Но знание Детёныша не было умственным, и уж тем более, логически осмысленным. Мироздание воспринималось им как все-ощущенье, непрерывное и безграничное вплетенье в Единое Живое. Где-то, в других мирах, это быть может, назвали бы Метафизикой Веры, основывающейся на личном, непередаваемом сверхчувственном опыте. Детёныш знал, потому что чувствовал, а чувствовал, потому что был.
Однако время было тоже, хоть никто и не вёл ему отсчёт. Детёныш учился. Процесс познания не оставлял его ни на миг, а с ним рос и опыт.
Когда-то, в самом начале его появления в здесь, он был иным. Мир вокруг и внутри был нов, неведом, поразителен. Он и тогда уже чувство-знал очень много, но ещё больше - просто предчувствовал и... не всегда правильно: он только начинал учиться доверять самому себе. И главная, всезаглушающая нота его мироощущений была - восторг, ничем не омраченное ликование от невыразимой красоты Бытия, от всепронизывающей Гармонии сущего. Детёныш был всем. Детёныш был Счастьем.
И Детёныш играл.
Как зачарованный принц бродил он по своему царству, познавая мир в узорах мелочей, немея от слаженности и завершённости творения. Не ведая, кто он, что и зачем, не зная границ собственных сил, Детёныш упивался самой способностью своей познавать и ощущать красоту, вживаться в пульс жизни, отдаваться струенью.... Но он был не только восторженным созерцателем, предощущая, что в нём кроется неизмеримо большее, он ещё и экспериментировал: там - дуновеньем губ выправит ветку, согнувшуюся под собственной тяжестью, тем самым нарушая ансамбль кроны, там - рассеяно сощурившись, добавит чуть больше бирюзы в палитру заката, там - взмахом руки уложит на место скатившийся валун на дальнем склоне....Улавливая неясные волны тоски и боли, злобы, ярости и страха, не понимая их причин и источников, он воспринимал их просто, как проявления дисгармонии, нарушающие общий лад, и слал в их сторону импульс благости и успокоения, не зная кому и в чём помогает... Он не делал различий между ступеньками разума, степень сложности различных носителей жизни не являлась для него сколько-нибудь значащим критерием: белка и мох, галька и сокол, прошлогодняя листва и снежный барс - все были одинаково важны, красивы, неповторимы, все были Живое. Энергия жизни пронизывала всё мирозданье - от солнца до крупицы кварца, не было ничего, что не было бы живым, а значит - красивым, гармоничным, слаженным...

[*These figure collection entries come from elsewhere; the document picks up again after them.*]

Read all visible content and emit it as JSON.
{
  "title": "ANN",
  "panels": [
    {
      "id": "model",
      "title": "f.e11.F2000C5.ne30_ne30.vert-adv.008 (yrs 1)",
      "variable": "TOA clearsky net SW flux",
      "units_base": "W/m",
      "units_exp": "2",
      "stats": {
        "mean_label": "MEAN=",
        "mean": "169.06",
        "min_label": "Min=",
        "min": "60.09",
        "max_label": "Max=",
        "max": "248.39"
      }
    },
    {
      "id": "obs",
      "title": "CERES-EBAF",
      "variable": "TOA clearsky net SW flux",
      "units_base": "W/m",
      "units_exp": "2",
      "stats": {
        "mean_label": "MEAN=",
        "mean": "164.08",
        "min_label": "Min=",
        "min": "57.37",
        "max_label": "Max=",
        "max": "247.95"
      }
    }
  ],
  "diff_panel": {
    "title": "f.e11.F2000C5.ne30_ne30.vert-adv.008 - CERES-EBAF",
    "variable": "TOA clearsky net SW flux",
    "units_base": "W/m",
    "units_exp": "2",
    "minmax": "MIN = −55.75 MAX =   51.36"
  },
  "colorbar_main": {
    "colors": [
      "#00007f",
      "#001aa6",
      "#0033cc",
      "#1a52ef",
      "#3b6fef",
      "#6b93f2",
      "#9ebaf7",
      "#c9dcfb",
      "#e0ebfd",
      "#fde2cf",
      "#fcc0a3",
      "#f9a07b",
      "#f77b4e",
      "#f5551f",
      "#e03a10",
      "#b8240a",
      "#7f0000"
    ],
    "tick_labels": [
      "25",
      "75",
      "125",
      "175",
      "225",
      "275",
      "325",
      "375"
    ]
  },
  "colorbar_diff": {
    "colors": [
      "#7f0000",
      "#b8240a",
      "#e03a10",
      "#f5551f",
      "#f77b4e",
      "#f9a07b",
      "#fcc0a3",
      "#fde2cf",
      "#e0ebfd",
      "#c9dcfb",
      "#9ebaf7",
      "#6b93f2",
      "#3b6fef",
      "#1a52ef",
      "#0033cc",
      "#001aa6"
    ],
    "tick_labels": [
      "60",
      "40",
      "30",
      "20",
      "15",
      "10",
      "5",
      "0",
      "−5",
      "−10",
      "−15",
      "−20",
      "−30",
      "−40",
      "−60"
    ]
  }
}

Как-то раз взор его привлекла ... бабочка. Детёныш тогда любил давать всему новому имена-определители. На своем, непроизносимом языке он назвал ее "Фиолеткой". Был разгар лета, всё вокруг дышало томной негой избытка, пряная истома влекла в сон, в сладкую дрёму... Фиолетка сидела на пышном оранжево-бордовом соцветии, погрузив хоботок в нектар, и предавалась грёзам. Над ней, создавая блаженную сень, простерся огромный лист какого-то растения, он свернулся уютной чашечкой, доверху наполненной росой.

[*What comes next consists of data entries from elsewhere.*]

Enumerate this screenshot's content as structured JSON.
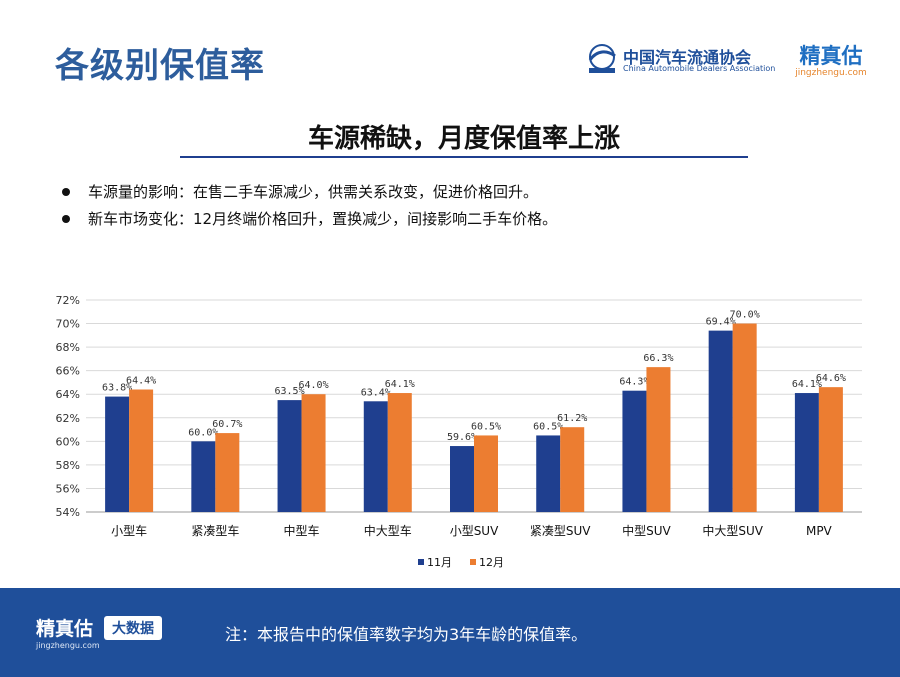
{
  "header": {
    "title": "各级别保值率"
  },
  "logos": {
    "cada_cn": "中国汽车流通协会",
    "cada_en": "China Automobile Dealers Association",
    "jzg_cn": "精真估",
    "jzg_url": "jingzhengu.com"
  },
  "subtitle": "车源稀缺，月度保值率上涨",
  "bullets": [
    "车源量的影响：在售二手车源减少，供需关系改变，促进价格回升。",
    "新车市场变化：12月终端价格回升，置换减少，间接影响二手车价格。"
  ],
  "chart_data": {
    "type": "bar",
    "categories": [
      "小型车",
      "紧凑型车",
      "中型车",
      "中大型车",
      "小型SUV",
      "紧凑型SUV",
      "中型SUV",
      "中大型SUV",
      "MPV"
    ],
    "series": [
      {
        "name": "11月",
        "color": "#1f3f8f",
        "values": [
          63.8,
          60.0,
          63.5,
          63.4,
          59.6,
          60.5,
          64.3,
          69.4,
          64.1
        ]
      },
      {
        "name": "12月",
        "color": "#ec7d31",
        "values": [
          64.4,
          60.7,
          64.0,
          64.1,
          60.5,
          61.2,
          66.3,
          70.0,
          64.6
        ]
      }
    ],
    "ylim": [
      54,
      72
    ],
    "yticks": [
      54,
      56,
      58,
      60,
      62,
      64,
      66,
      68,
      70,
      72
    ],
    "ytick_labels": [
      "54%",
      "56%",
      "58%",
      "60%",
      "62%",
      "64%",
      "66%",
      "68%",
      "70%",
      "72%"
    ],
    "data_labels": [
      [
        "63.8%",
        "60.0%",
        "63.5%",
        "63.4%",
        "59.6%",
        "60.5%",
        "64.3%",
        "69.4%",
        "64.1%"
      ],
      [
        "64.4%",
        "60.7%",
        "64.0%",
        "64.1%",
        "60.5%",
        "61.2%",
        "66.3%",
        "70.0%",
        "64.6%"
      ]
    ],
    "grid": true,
    "legend": "bottom"
  },
  "footer": {
    "brand_cn": "精真估",
    "brand_url": "jingzhengu.com",
    "badge": "大数据",
    "note": "注：本报告中的保值率数字均为3年车龄的保值率。"
  }
}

Фиолетка была невероятно, сказочно прекрасна. Два полотнища неправдоподобно огромных крыльев ласкали друг друга легким дуновеньем. Они утопали в глубоком ультрамариновом бархате, цвет был настолько насыщенным, что, казалось, распространяет вокруг себя ореол благоуханья. Кончики крыльев изысканно загибались на вытянутых уголках, оканчиваясь изящными усиками. На тёмно-фиолетовой поверхности, в верхней части каждого крыла красовались два глазка-окошка, светло-сиреневые, они в точности повторяли по форме сами крылья, а внутри них, чуть сдвинутые по центру, красовались "зрачки" - два продолговатых пятна с радужной оболочкой бездонно гранатового цвета. Зрачки чуть подмигивали в такт редким, слаженным колебаниям крыльев.
Детёныш застыл изваяньем, пронзённый насквозь этой красотой. Он окинул взором картину в целом: тёмная зелень округ, сочные пряные соцветья, трепетная Фиолетка - средоточье очарованья и неги, росяное серебряное озерце над ней.... На долю мига он представил себе картинку: бабочка, смывающая с себя зной полудня под кристальным водопадиком...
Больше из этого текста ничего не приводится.